= Miloš Babić (artist) =

Miloš Babić (1904–1968) was a Yugoslav painter, illustrator, designer, graphic artist who studied the avant-garde movement with his circle of Zenit artists whose early work anonymity was not recognizable to the public at the time when it first began in Zagreb and Belgrade. Babić considered himself simply a painter engaged in graphic design in order to make a living and not starve while waiting for his work to sell. With the passage of time, his graphic design work became part of collections now held at the National Museum in Belgrade, Museum of Applied Arts in Belgrade and the Municipal Museum of Subotica.

==Biography==
Miloš Babić was born in 1904 in Segedin, Austria-Hungary, where he enrolled in the School of Applied Arts, Department of Interior Architecture, in 1918, and graduated in 1921. He decided to move to Subotica in the same year, where he studied by drawing and other works of applied art. His career began to flourish in 1923 when he moved from Subotica to Belgrade. There he became a successful illustrator of magazine covers, advertisements, decorations, signboards and film posters for movie theatres. He was also successful as a painter and portrait painter. He collaborated on commissions through brothers Oto Bihalji-Merin and Pavle Bihali-Merin who owned an advertising agency Futur in Belgrade until 1927. Babić's best work is found in his advertising poster illustrations from the avant-garde Art Deco period of the 1930s in the collection of the Museum of Applied Arts, Belgrade, and his nine oil paintings in the Subotica City Museum. Influenced by German art school Bauhaus, colleagues Lajos Kassák, and Ljubomir Micić, Babić's own experience in international constructivism and the understanding of postulates of modern advertising, were the driving force during the height of his creative period (the late 1920s to World War II). His work covered all conventional forms of advertising (newspaper and cinema advertisements, promotional flyers, posters, labels for different products, and visual identity of companies such as brands.

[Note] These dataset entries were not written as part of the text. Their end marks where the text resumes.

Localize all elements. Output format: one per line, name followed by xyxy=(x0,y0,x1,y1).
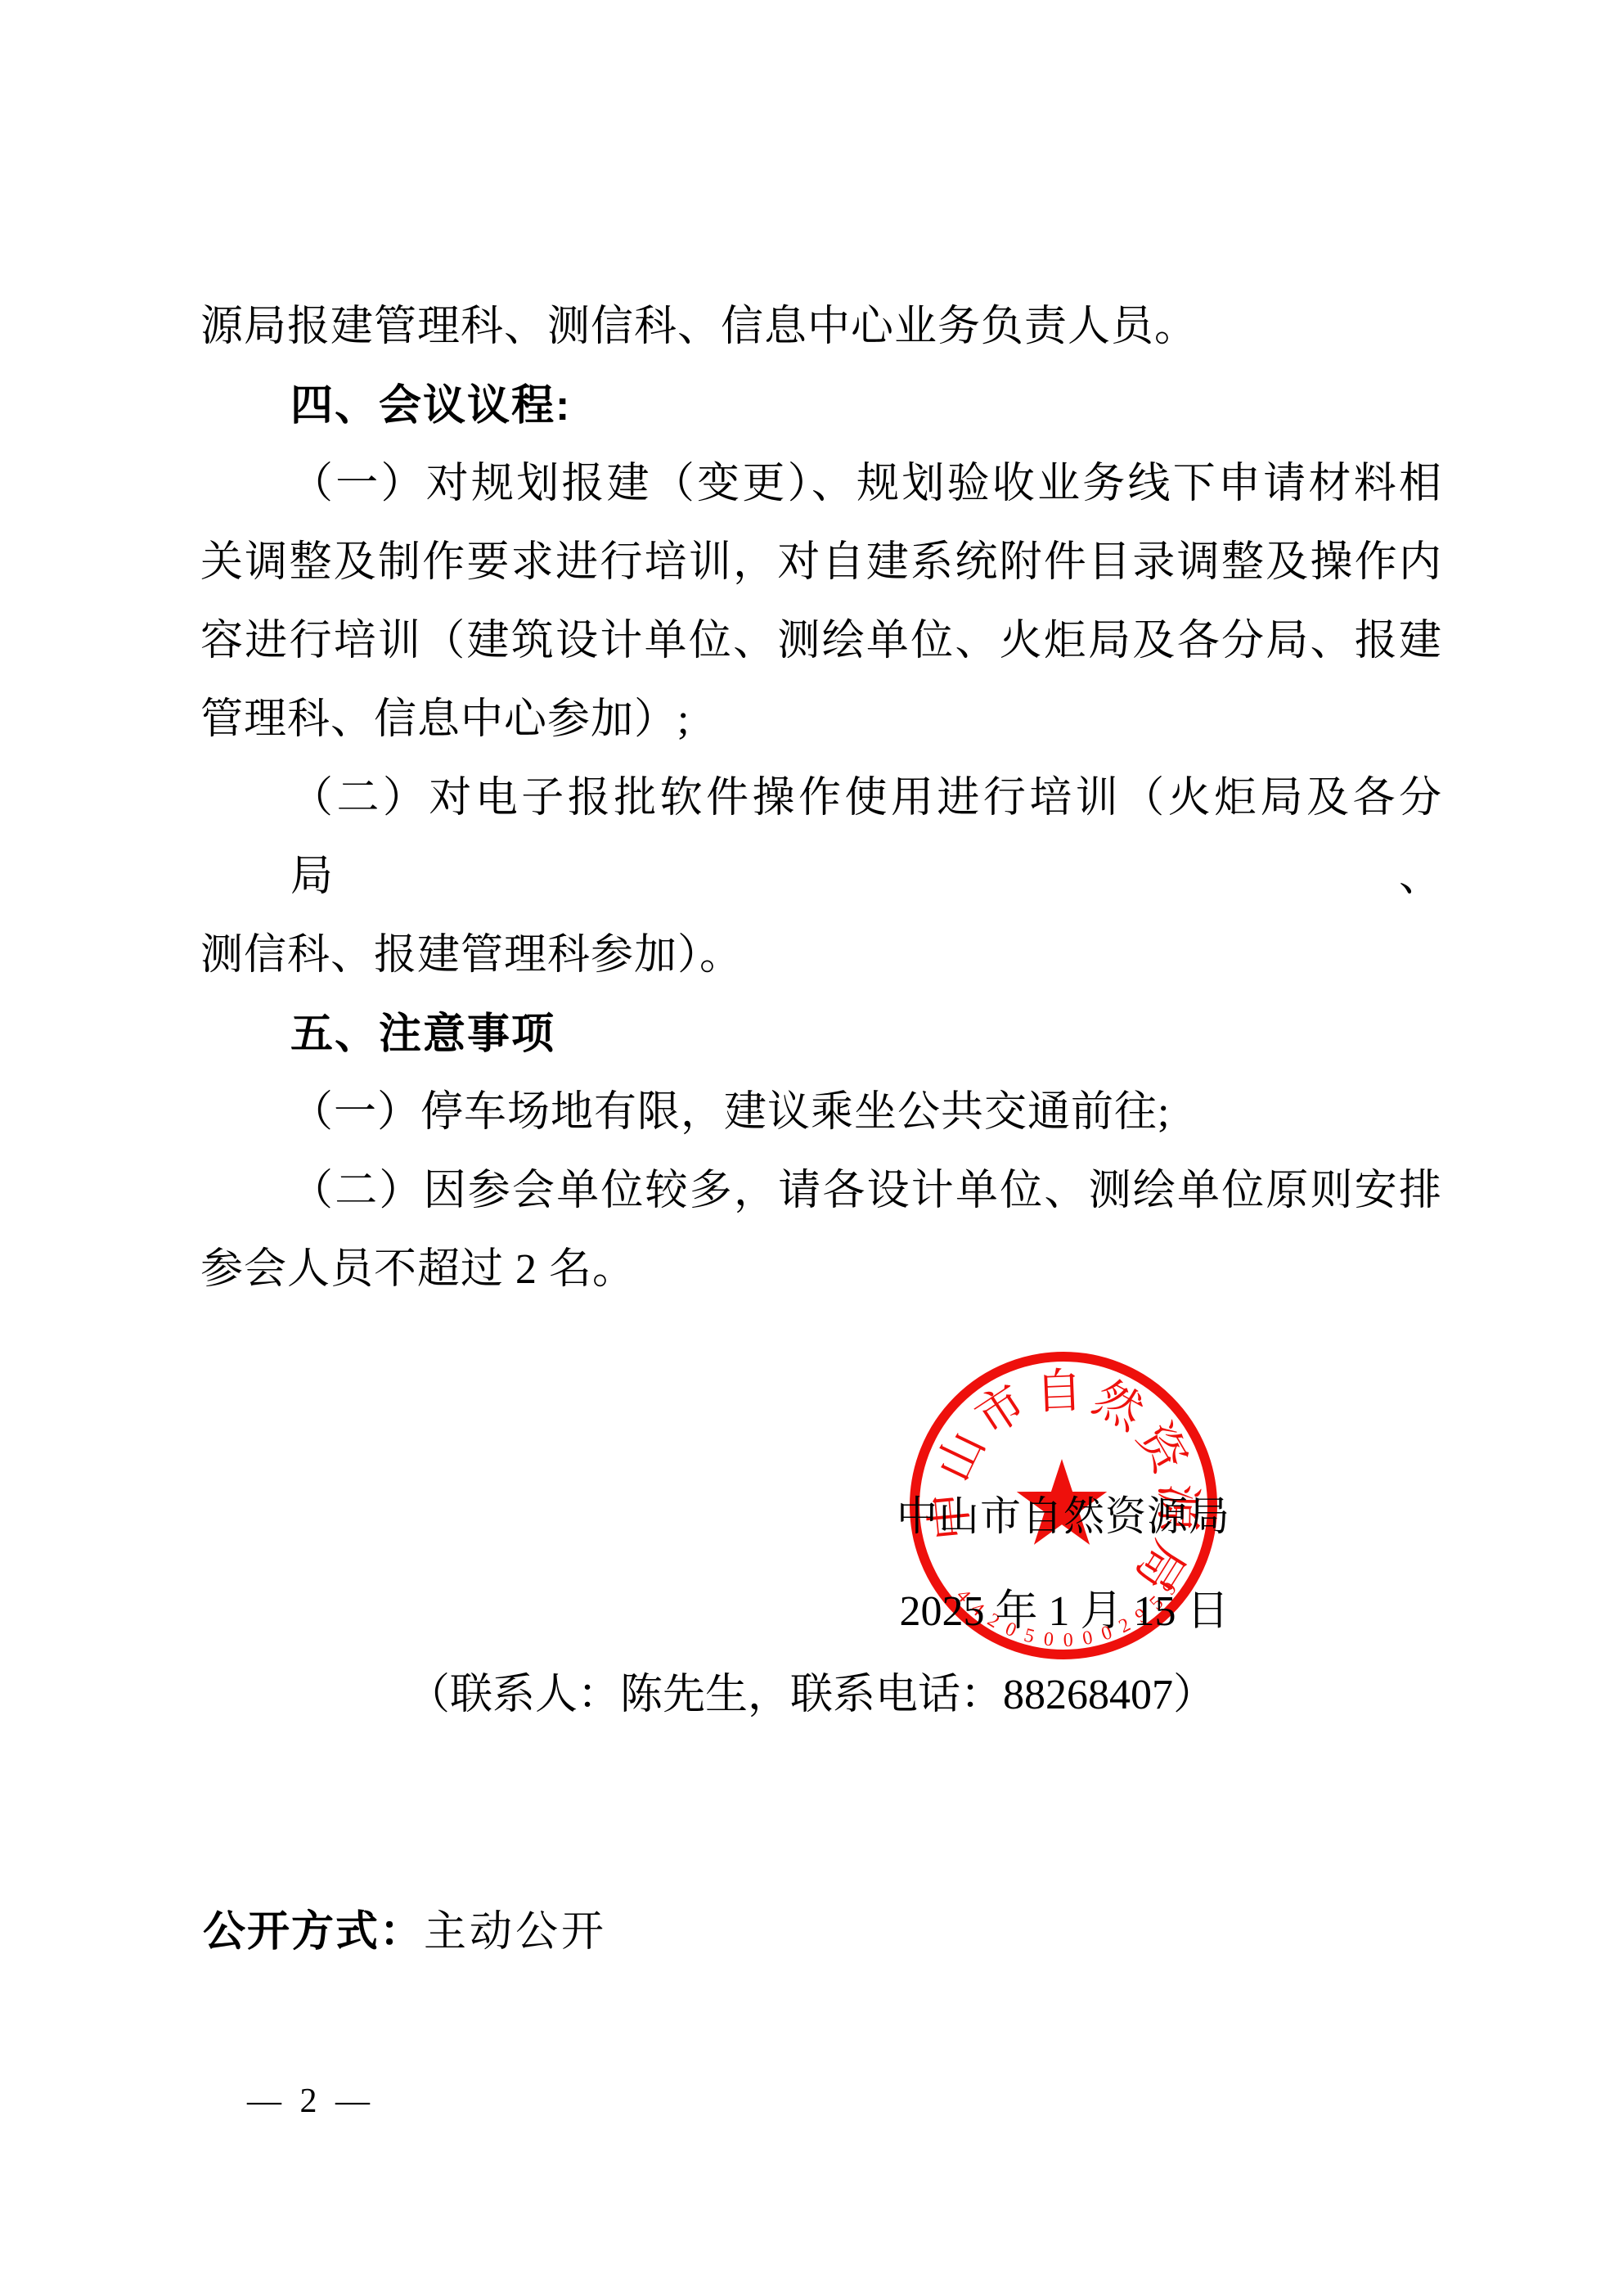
body-line: 源局报建管理科、测信科、信息中心业务负责人员。 xyxy=(200,288,1444,367)
disclosure-label: 公开方式： xyxy=(203,1908,424,1956)
body-line: （一）停车场地有限，建议乘坐公共交通前往; xyxy=(200,1074,1444,1152)
body-line: （二）对电子报批软件操作使用进行培训（火炬局及各分局、 xyxy=(200,759,1442,916)
body-line: 参会人员不超过 2 名。 xyxy=(200,1231,1444,1309)
document-page: 源局报建管理科、测信科、信息中心业务负责人员。 四、会议议程: （一）对规划报建… xyxy=(0,0,1623,2296)
section-heading-5: 五、注意事项 xyxy=(200,995,1444,1074)
disclosure-value: 主动公开 xyxy=(424,1909,607,1956)
body-line: 关调整及制作要求进行培训，对自建系统附件目录调整及操作内 xyxy=(200,524,1442,602)
body-line: （二）因参会单位较多，请各设计单位、测绘单位原则安排 xyxy=(200,1152,1442,1231)
signature-org: 中山市自然资源局 xyxy=(897,1483,1230,1542)
seal-arc-char: 自 xyxy=(1034,1364,1084,1419)
body-line: 容进行培训（建筑设计单位、测绘单位、火炬局及各分局、报建 xyxy=(200,602,1442,681)
signature-date: 2025 年 1 月 15 日 xyxy=(899,1576,1229,1637)
disclosure-line: 公开方式：主动公开 xyxy=(203,1897,607,1958)
page-number: — 2 — xyxy=(229,2082,393,2121)
body-line: 测信科、报建管理科参加）。 xyxy=(200,916,1444,995)
body-text: 源局报建管理科、测信科、信息中心业务负责人员。 四、会议议程: （一）对规划报建… xyxy=(200,288,1444,1309)
section-heading-4: 四、会议议程: xyxy=(200,367,1444,445)
body-line: （一）对规划报建（变更）、规划验收业务线下申请材料相 xyxy=(200,445,1442,524)
body-line: 管理科、信息中心参加）; xyxy=(200,681,1444,759)
contact-line: （联系人：陈先生，联系电话：88268407） xyxy=(407,1659,1216,1721)
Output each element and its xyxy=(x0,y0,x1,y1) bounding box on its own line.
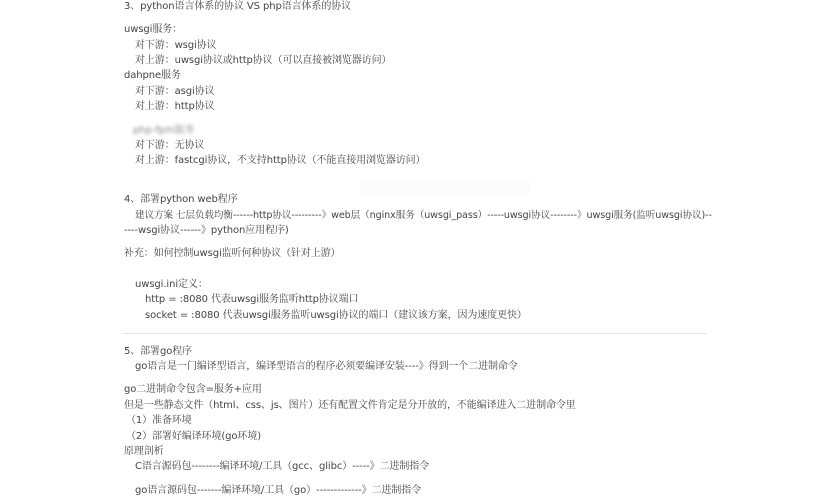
go-compiled-language-line: go语言是一门编译型语言，编译型语言的程序必须要编译安装----》得到一个二进制… xyxy=(135,360,518,373)
daphne-upstream-line: 对上游：http协议 xyxy=(135,100,215,113)
section-3-heading: 3、python语言体系的协议 VS php语言体系的协议 xyxy=(124,0,351,13)
supplement-heading: 补充：如何控制uwsgi监听何种协议（针对上游） xyxy=(124,247,340,260)
go-source-pipeline-line: go语言源码包-------编译环境/工具（go）-------------》二… xyxy=(135,484,421,497)
faint-artifact-band xyxy=(360,178,530,196)
php-fpm-downstream-line: 对下游：无协议 xyxy=(135,139,204,152)
uwsgi-service-label: uwsgi服务： xyxy=(124,23,182,36)
recommended-scheme-continuation: ----wsgi协议------》python应用程序) xyxy=(124,224,289,237)
step-1-line: （1）准备环境 xyxy=(126,414,192,427)
php-fpm-upstream-line: 对上游：fastcgi协议，不支持http协议（不能直接用浏览器访问） xyxy=(135,154,425,167)
uwsgi-ini-socket-line: socket = :8080 代表uwsgi服务监听uwsgi协议的端口（建议该… xyxy=(145,309,527,322)
daphne-downstream-line: 对下游：asgi协议 xyxy=(135,85,214,98)
c-source-pipeline-line: C语言源码包--------编译环境/工具（gcc、glibc）-----》二进… xyxy=(135,460,429,473)
recommended-scheme-line: 建议方案 七层负载均衡------http协议---------》web层（ng… xyxy=(135,209,712,222)
document-page: 3、python语言体系的协议 VS php语言体系的协议 uwsgi服务： 对… xyxy=(0,0,829,500)
static-files-line: 但是一些静态文件（html、css、js、图片）还有配置文件肯定是分开放的，不能… xyxy=(124,399,576,412)
principle-analysis-label: 原理剖析 xyxy=(124,445,164,458)
uwsgi-downstream-line: 对下游：wsgi协议 xyxy=(135,39,217,52)
section-divider xyxy=(122,333,707,334)
step-2-line: （2）部署好编译环境(go环境) xyxy=(126,430,261,443)
go-binary-contains-line: go二进制命令包含=服务+应用 xyxy=(124,383,262,396)
uwsgi-ini-label: uwsgi.ini定义： xyxy=(135,278,208,291)
daphne-service-label: dahpne服务 xyxy=(124,69,181,82)
uwsgi-ini-http-line: http = :8080 代表uwsgi服务监听http协议端口 xyxy=(145,293,358,306)
section-5-heading: 5、部署go程序 xyxy=(124,345,192,358)
php-fpm-service-label: php-fpm服务 xyxy=(133,124,194,137)
uwsgi-upstream-line: 对上游：uwsgi协议或http协议（可以直接被浏览器访问） xyxy=(135,54,391,67)
section-4-heading: 4、部署python web程序 xyxy=(124,193,238,206)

Today Ваbić and his work are connected to the ideas of Arpad G. Balázs, an ethnic Hungarian artist who worked in Subotica at the same time as Babić. Babić's oil paintings were done in Subotica between 1927 and 1937 with the intent to be displayed at the Exposition Internationale des Arts et Techniques dans la Vie Moderne in Paris in 1937. The collection included: Day-and-night work; The Banner of Реасе (1930); Anarchist at work; Satan's dream or а Vision of а War (1936); Warrior; Dictator (1936); Pilots; Rocketstation, also known as Metropolis, Air Earth Maneuver. In all these pictures Babić integrated content that would correspond to his poster drafts, especially in Fritz Lang's expressionist film Metropolis, that had а great influence оn him and his peers.